Root Cause 2: combine() is unweighted averaging
double total = 0.0;
for (auto &cr : results)
total += cr.score;
r.score = total / results.size();
A find that locates the exact file (0.80) and a read of that file (0.55) should together produce higher confidence than 0.675. The convergence of find→grep→read on the same target is stronger evidence than either tool individually. The average does not model convergence.

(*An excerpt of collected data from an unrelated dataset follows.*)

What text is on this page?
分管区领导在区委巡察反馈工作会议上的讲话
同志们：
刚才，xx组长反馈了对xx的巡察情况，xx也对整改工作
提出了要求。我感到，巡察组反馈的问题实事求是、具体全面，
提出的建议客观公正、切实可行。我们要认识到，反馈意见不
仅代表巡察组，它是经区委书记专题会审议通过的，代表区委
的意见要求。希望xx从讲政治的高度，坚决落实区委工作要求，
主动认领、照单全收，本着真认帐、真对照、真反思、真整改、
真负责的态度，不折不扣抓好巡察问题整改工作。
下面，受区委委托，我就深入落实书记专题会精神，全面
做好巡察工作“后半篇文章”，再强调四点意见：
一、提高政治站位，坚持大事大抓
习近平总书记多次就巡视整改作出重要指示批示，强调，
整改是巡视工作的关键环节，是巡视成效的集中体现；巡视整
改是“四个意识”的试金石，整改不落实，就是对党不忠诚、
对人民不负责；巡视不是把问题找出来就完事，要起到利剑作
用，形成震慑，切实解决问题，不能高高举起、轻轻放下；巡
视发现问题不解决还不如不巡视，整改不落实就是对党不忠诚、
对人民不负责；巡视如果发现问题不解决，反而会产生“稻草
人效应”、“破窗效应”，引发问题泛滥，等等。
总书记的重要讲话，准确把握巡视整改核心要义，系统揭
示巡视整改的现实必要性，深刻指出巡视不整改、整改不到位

Root Cause 3: Recovery tools always contribute exactly 0.50
cr.score = 0.5;
cr.reason = "recovery tool: " + rtr.tool;
A recovery that successfully finds new evidence is treated identically to a recovery that returns nothing. With 0.98 avg recoveries per query, this adds a 0.50 entry to nearly every confidence history, further depressing the average.
Root Cause 4: The recovery gate fires on every query
if (combined.score < 0.7) { ... }
Average confidence is 0.59, so this threshold is crossed by every query. The planner recovers on 98% of queries even though 98% already succeeded on the first pass. This inflates avg_recoveries_per_query (0.98) and adds unnecessary 0.50 entries to the confidence history.
Correlation With Correctness
| Outcome | Count | Avg Confidence | Calibration Error |
|---|---|---|---|
| Correct (first-pass success) | 49 | 0.602 | Underestimates by +38pp |
| Error (tool crash) | 1 | 0.000 | Accurate (truly zero evidence) |
| Incorrect answer | 0 | N/A | No incorrect answers in sample |
Every correct answer scored below 0.65. The confidence function consistently reports “low confidence” for demonstrably correct investigations. This is the opposite of predictive.
Secondary Issues
should_stop() threshold
ConfidenceService::should_stop(combined, 0.2)
With average confidence at 0.59, the stop gate (threshold 0.2) is never triggered during normal operation. This is actually correct behavior – we don’t want to stop investigations that are producing evidence. But it means the stop gate is vestigial at current calibration levels.
confidence_delta is misleading
result.recovery_metrics.confidence_delta =
final_confidence.score - confidence_history.front().score;
Since the first tool is usually discovery (0.50) or find (0.80), and the final score is ~0.59, the delta is small or negative. This metric is meant to measure whether confidence improved during the investigation, but the averaging model ensures it rarely does.
Summary
The confidence system has one real problem and one structural weakness:
Real problem: after_read(1, true) hardcoded to 0.55 destroys the signal from the most informative step.
Structural weakness: Simple averaging in combine() + flat 0.50 for recovery + always-triggered recovery gate at 0.7 produce a system that measures tool sequence length, not investigation quality.
The fix is: make after_read() reflect actual read quality, weight convergence in combine(), and recalibrate the recovery gate so it fires only when confidence genuinely indicates a problem.